Beilschmiedia bancroftii
- Conservation status: Least Concern (IUCN 3.1)

Scientific classification
- Kingdom: Plantae
- Clade: Tracheophytes
- Clade: Angiosperms
- Clade: Magnoliids
- Order: Laurales
- Family: Lauraceae
- Genus: Beilschmiedia
- Species: B. bancroftii
- Binomial name: Beilschmiedia bancroftii (F.M.Bailey) C.T.White
- Synonyms: Cryptocarya bancroftii F.M.Bailey

= Beilschmiedia bancroftii =

- Genus: Beilschmiedia
- Species: bancroftii
- Authority: (F.M.Bailey) C.T.White
- Conservation status: LC
- Synonyms: Cryptocarya bancroftii F.M.Bailey

Species of flowering plant

Beilschmiedia bancroftii is a tree species in the family Lauraceae. It is native to Queensland in Australia.
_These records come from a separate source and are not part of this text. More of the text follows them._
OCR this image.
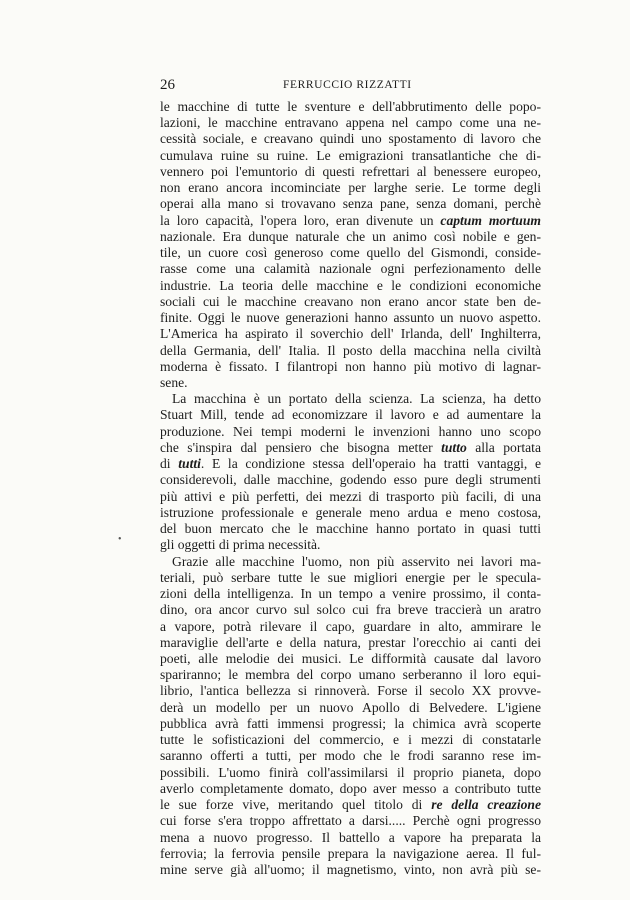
26	FERRUCCIO RIZZATTI
•
le macchine di tutte le sventure e dell'abbrutimento delle popo-
lazioni, le macchine entravano appena nel campo come una ne-
cessità sociale, e creavano quindi uno spostamento di lavoro che
cumulava ruine su ruine. Le emigrazioni transatlantiche che di-
vennero poi l'emuntorio di questi refrettari al benessere europeo,
non erano ancora incominciate per larghe serie. Le torme degli
operai alla mano si trovavano senza pane, senza domani, perchè
la loro capacità, l'opera loro, eran divenute un captum mortuum
nazionale. Era dunque naturale che un animo così nobile e gen-
tile, un cuore così generoso come quello del Gismondi, conside-
rasse come una calamità nazionale ogni perfezionamento delle
industrie. La teoria delle macchine e le condizioni economiche
sociali cui le macchine creavano non erano ancor state ben de-
finite. Oggi le nuove generazioni hanno assunto un nuovo aspetto.
L'America ha aspirato il soverchio dell' Irlanda, dell' Inghilterra,
della Germania, dell' Italia. Il posto della macchina nella civiltà
moderna è fissato. I filantropi non hanno più motivo di lagnar-
sene.
La macchina è un portato della scienza. La scienza, ha detto
Stuart Mill, tende ad economizzare il lavoro e ad aumentare la
produzione. Nei tempi moderni le invenzioni hanno uno scopo
che s'inspira dal pensiero che bisogna metter tutto alla portata
di tutti. E la condizione stessa dell'operaio ha tratti vantaggi, e
considerevoli, dalle macchine, godendo esso pure degli strumenti
più attivi e più perfetti, dei mezzi di trasporto più facili, di una
istruzione professionale e generale meno ardua e meno costosa,
del buon mercato che le macchine hanno portato in quasi tutti
gli oggetti di prima necessità.
Grazie alle macchine l'uomo, non più asservito nei lavori ma-
teriali, può serbare tutte le sue migliori energie per le specula-
zioni della intelligenza. In un tempo a venire prossimo, il conta-
dino, ora ancor curvo sul solco cui fra breve traccierà un aratro
a vapore, potrà rilevare il capo, guardare in alto, ammirare le
maraviglie dell'arte e della natura, prestar l'orecchio ai canti dei
poeti, alle melodie dei musici. Le difformità causate dal lavoro
spariranno; le membra del corpo umano serberanno il loro equi-
librio, l'antica bellezza si rinnoverà. Forse il secolo XX provve-
derà un modello per un nuovo Apollo di Belvedere. L'igiene
pubblica avrà fatti immensi progressi; la chimica avrà scoperte
tutte le sofisticazioni del commercio, e i mezzi di constatarle
saranno offerti a tutti, per modo che le frodi saranno rese im-
possibili. L'uomo finirà coll'assimilarsi il proprio pianeta, dopo
averlo completamente domato, dopo aver messo a contributo tutte
le sue forze vive, meritando quel titolo di re della creazione
cui forse s'era troppo affrettato a darsi..... Perchè ogni progresso
mena a nuovo progresso. Il battello a vapore ha preparata la
ferrovia; la ferrovia pensile prepara la navigazione aerea. Il ful-
mine serve già all'uomo; il magnetismo, vinto, non avrà più se-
Common names include yellow walnut, yellow nut and canary ash.

The species was first formally described by Queensland colonial botanist Frederick Manson Bailey in 1891, based on plant material collected on the Johnstone River and "other scrubs of tropical Queensland". It was initially named Cryptocarya bancroftii, but later transferred to the genus Beilschmiedia in 1918 by Cyril Tenison White.

Though the seeds are toxic when fresh, they were used by indigenous Australians following treatment.